A decade ago, 88% of a tech company's value was created post-IPO. For recent IPOs, 55% of the market cap creation happened while the company was still private, fundamentally changing where investors capture growth.
A few massive, highly anticipated IPOs like SpaceX are expected to absorb tens of billions in investor capital. This concentration of demand creates a difficult environment for smaller tech companies, as mutual funds and other large investors have a finite capacity for new stocks, crowding out other contenders.
In the 1980s, companies like Apple went public early as a fundraising necessity, allowing public investors to capture most of the growth. Today, robust private markets mean companies stay private longer, making IPOs primarily a liquidity event for insiders and VCs, with less upside left for the public.

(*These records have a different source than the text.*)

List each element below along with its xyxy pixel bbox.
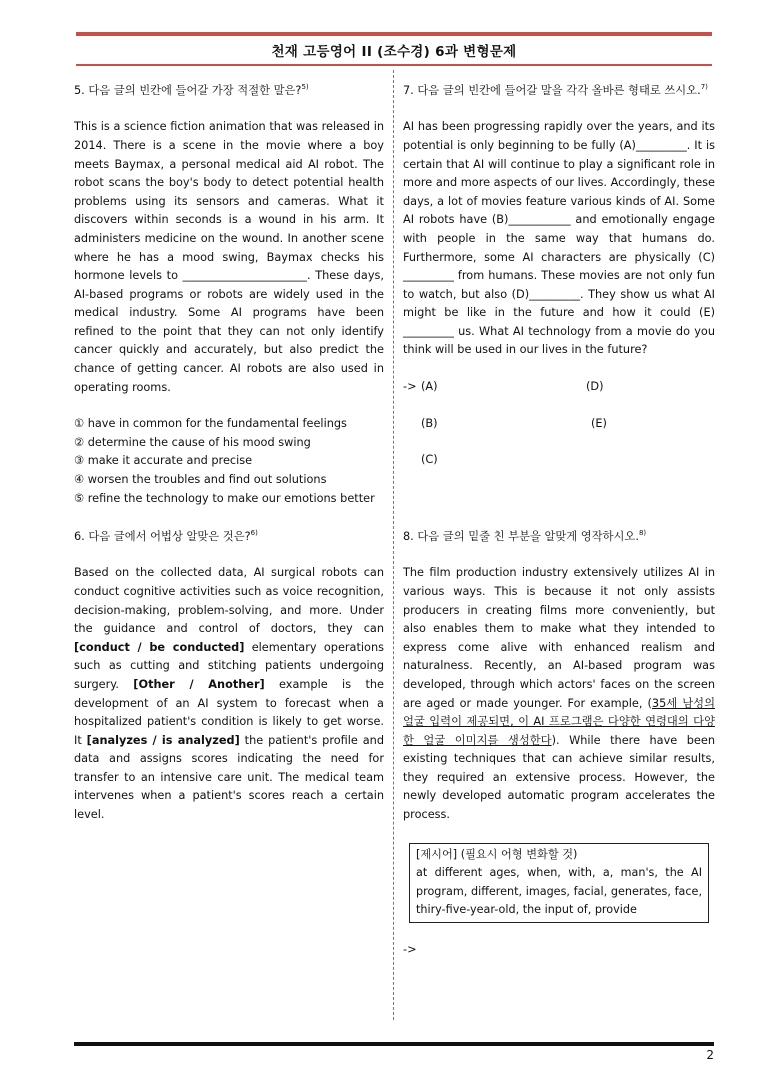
- q5-prompt: 5. 다음 글의 빈칸에 들어갈 가장 적절한 말은?$^{5)}$: [74, 83, 309, 97]
- q8-box-title: [제시어] (필요시 어형 변화할 것): [416, 847, 578, 861]
- q6-prompt: 6. 다음 글에서 어법상 알맞은 것은?$^{6)}$: [74, 529, 258, 543]
- page-number: 2: [706, 1048, 714, 1062]
- q7-passage: AI has been progressing rapidly over the years, and its potential is only beginning to be fully (A)_________. It is certain that AI will continue to play a significant role in more and more aspects of our lives. Accordingly, these days, a lot of movies feature various kinds of AI. Some AI robots have (B)___________ and emotionally engage with people in the same way that humans do. Furthermore, some AI characters are physically (C) _________ from humans. These movies are not only fun to watch, but also (D)_________. They show us what AI might be like in the future and how it could (E) _________ us. What AI technology from a movie do you think will be used in our lives in the future?: [403, 120, 715, 357]
- q6-passage: Based on the collected data, AI surgical robots can conduct cognitive activities such as voice recognition, decision-making, problem-solving, and more. Under the guidance and control of doctors, they can [conduct / be conducted] elementary operations such as cutting and stitching patients undergoing surgery. [Other / Another] example is the development of an AI system to forecast when a hospitalized patient's condition is likely to get worse. It [analyzes / is analyzed] the patient's profile and data and assigns scores indicating the need for transfer to an intensive care unit. The medical team intervenes when a patient's scores reach a certain level.: [74, 566, 384, 822]
- q7-answer-c[interactable]: (C): [421, 453, 438, 467]
- q7-answer-b[interactable]: (B): [421, 416, 438, 430]
- question-7: [403, 78, 715, 470]
- q5-choice-1[interactable]: ① have in common for the fundamental feelings: [74, 417, 347, 431]
- q8-word-box: [409, 843, 709, 923]
- q5-choice-3[interactable]: ③ make it accurate and precise: [74, 454, 253, 468]
- header-top-rule: [76, 32, 712, 36]
- q5-passage: This is a science fiction animation that was released in 2014. There is a scene in the movie where a boy meets Baymax, a personal medical aid AI robot. The robot scans the boy's body to detect potential health problems using its sensors and cameras. What it discovers within seconds is a wound in his arm. It administers medicine on the wound. In another scene where he has a mood swing, Baymax checks his hormone levels to ______________________. These days, AI-based programs or robots are widely used in the medical industry. Some AI programs have been refined to the point that they can not only identify cancer quickly and accurately, but also predict the chance of getting cancer. AI robots are also used in operating rooms.: [74, 120, 384, 394]
- q7-answer-d[interactable]: (D): [586, 380, 604, 394]
- q8-prompt: 8. 다음 글의 밑줄 친 부분을 알맞게 영작하시오.$^{8)}$: [403, 529, 647, 543]
- q8-box-words: at different ages, when, with, a, man's, the AI program, different, images, facial, generates, face, thiry-five-year-old, the input of, provide: [416, 866, 702, 917]
- q5-choices: [74, 415, 384, 508]
- question-6: [74, 524, 384, 825]
- header-bottom-rule: [76, 64, 712, 66]
- q5-choice-4[interactable]: ④ worsen the troubles and find out solutions: [74, 473, 327, 487]
- q7-answer-e[interactable]: (E): [591, 416, 607, 430]
- q7-answer-row-1: -> (A) (D): [403, 378, 715, 397]
- q8-underlined-korean: 35세 남성의 얼굴 입력이 제공되면, 이 AI 프로그램은 다양한 연령대의 다양한 얼굴 이미지를 생성한다: [403, 696, 715, 747]
- q8-passage: The film production industry extensively utilizes AI in various ways. This is because it not only assists producers in creating films more conveniently, but also enables them to make what they intended to express come alive with enhanced realism and naturalness. Recently, an AI-based program was developed, through which actors' faces on the screen are aged or made younger. For example, (35세 남성의 얼굴 입력이 제공되면, 이 AI 프로그램은 다양한 연령대의 다양한 얼굴 이미지를 생성한다). While there have been existing techniques that can achieve similar results, they required an extensive process. However, the newly developed automatic program accelerates the process.: [403, 566, 715, 822]
- question-5: [74, 78, 384, 508]
- q6-option-2[interactable]: [Other / Another]: [133, 677, 265, 691]
- footer-rule: [74, 1042, 714, 1046]
- question-8: [403, 524, 715, 960]
- q6-option-3[interactable]: [analyzes / is analyzed]: [86, 733, 240, 747]
- q6-option-1[interactable]: [conduct / be conducted]: [74, 640, 245, 654]
- q7-prompt: 7. 다음 글의 빈칸에 들어갈 말을 각각 올바른 형태로 쓰시오.$^{7)}$: [403, 83, 708, 97]
- q7-answer-row-2: [403, 415, 715, 434]
- q5-choice-5[interactable]: ⑤ refine the technology to make our emotions better: [74, 491, 375, 505]
- q7-answer-row-3: [403, 451, 715, 470]
- q8-answer-arrow[interactable]: ->: [403, 943, 417, 957]
- column-divider: [393, 70, 394, 1020]
- q7-answer-a[interactable]: (A): [421, 380, 438, 394]
- page-title: 천재 고등영어 II (조수경) 6과 변형문제: [271, 44, 517, 60]
- q5-choice-2[interactable]: ② determine the cause of his mood swing: [74, 435, 311, 449]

For highly-capitalized companies like SpaceX and OpenAI, bankers are designing new IPO structures. Instead of standard 90-180 day lockup periods, they're planning staggered share releases over a longer timeframe to manage immense selling pressure from a large base of private shareholders and prevent post-IPO stock volatility.
Anthropic's S-1 filing, coupled with IPO rumors for SpaceX and OpenAI, indicates a strategic rush among tech's most valuable private firms to access public funds. This is likely driven by the immense capital required for AI development and a desire to capture investor enthusiasm first.
For many large companies today, an IPO's primary purpose has shifted from raising growth capital—which is readily available in private markets—to creating liquidity for early investors and employees. The public offering acts as a valuation marker and an exit opportunity, not a funding necessity.
Counterintuitively, the compliance burden for an IPO increases dramatically with revenue. Companies over $1B face rigorous PCOB compliance, requiring years of building out teams and processes, unlike pre-revenue firms that can go public more simply.
By applying for a national bank charter, fintech Mercury is forced to implement the rigorous financial controls and governance structures—like quarterly financials and audit committees—that are required of a public company. This process serves as a "stealth" preparation, making a future IPO much smoother.
The process of going public establishes a clear market price for a company, an act of 'price discovery.' This transparency, combined with the discipline of quarterly reporting, can make a company a more attractive and straightforward acquisition target, as seen with Slack.
The successful $6.3B IPO of medical supply company Medline, not a tech darling, is the real sign that the IPO market is reopening. Its success proves deep, stable investor demand exists beyond venture-backed hype, signaling that the window is now truly open for giants like SpaceX and Anthropic to go public.